D-3263 is a TRPM8 activator and induces cancer cell apoptosis, which is a proper candidate for patients with solid tumors. For gastric cells, TRPM2 knockdown suppressed cellular proliferation, resulting in apoptosis and mitochondrial dysfunction. Within this process, ATP generation along with autophagy was attenuated, which would be an ensuing target for tumor therapy. As for human prostate cancer cells of DU145 and PC3, resveratrol diminished TRPM7 expression and function as well as alleviated TGF β-induced cell migration². Another feature that might underpin the primary and secondary resistance to anti-VEGF drugs, TRPC1 (and SOCE) inhibition, could represent a promising strategy to interfere with tumor vascularization¹⁹¹.

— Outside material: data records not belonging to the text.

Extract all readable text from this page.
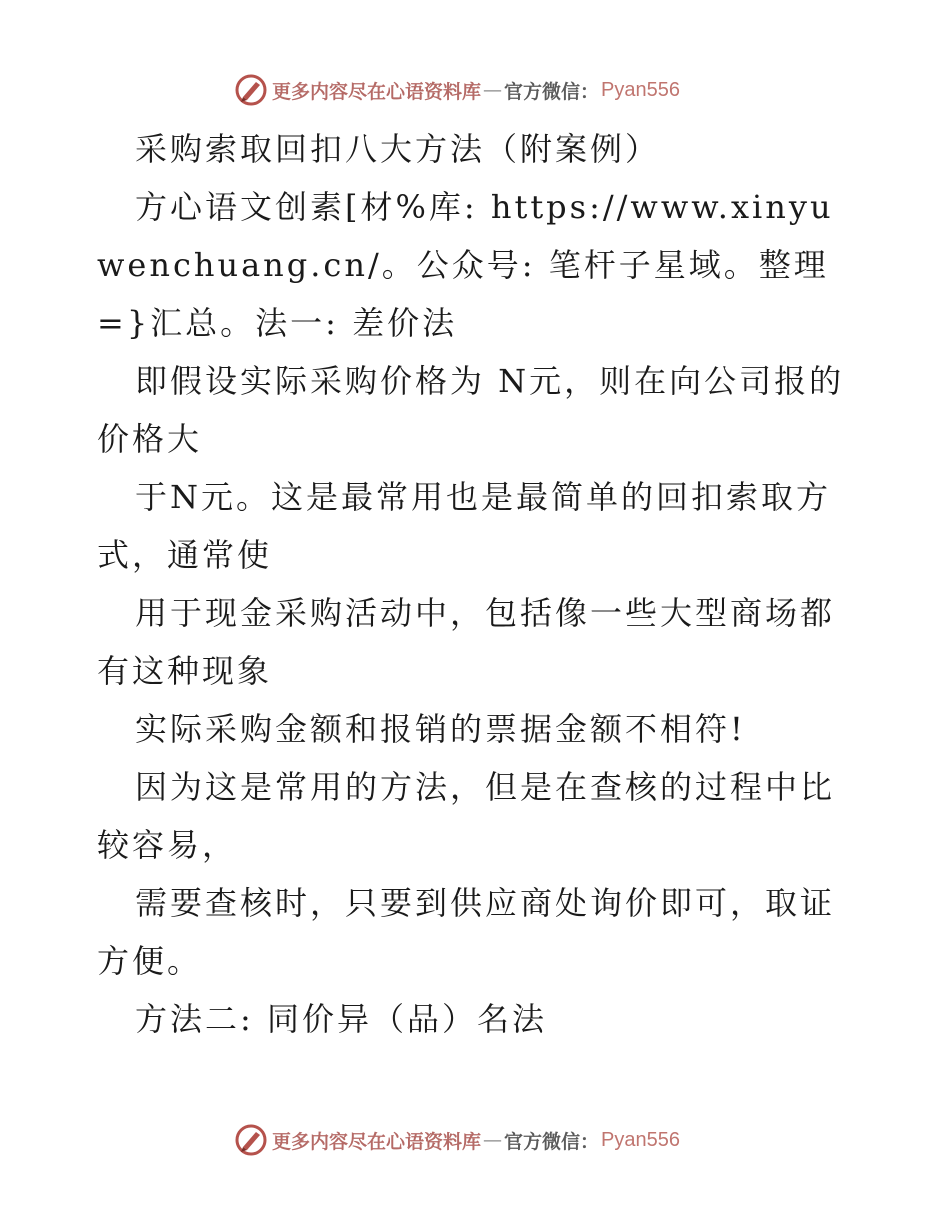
更多内容尽在心语资料库 — 官方微信： Pyan556

采购索取回扣八大方法（附案例）

方心语文创素[材%库: https://www.xinyuwenchuang.cn/。公众号: 笔杆子星域。整理=}汇总。法一: 差价法

即假设实际采购价格为 N元，则在向公司报的价格大

于N元。这是最常用也是最简单的回扣索取方式，通常使

用于现金采购活动中，包括像一些大型商场都有这种现象

实际采购金额和报销的票据金额不相符!

因为这是常用的方法，但是在查核的过程中比较容易，

需要查核时，只要到供应商处询价即可，取证方便。

方法二: 同价异（品）名法

更多内容尽在心语资料库 — 官方微信： Pyan556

Apart from the conventional drugs, proper interference of the TRP channel would be an appropriate approach to perform as the means to combat cancer. Prostate patients presented higher gene expression of TRPM4. The knockdown of the TRPM4 channel would deactivate the migration rather than proliferation in the prostate cells such as DU145 and PC3 cells¹⁹². The silencing of TRPM7 via proper knockdown of MDA-MB-231 or MDA-MB-435 in breast cancer cells would enhance the contractility and the amount of focal adhesions, which greatly diminishes the migratory and invasive potentials⁷⁴.

To summarize, both small molecular drugs and gene delivery-associated therapy are also efficient and novel approaches to target the therapy of tumors.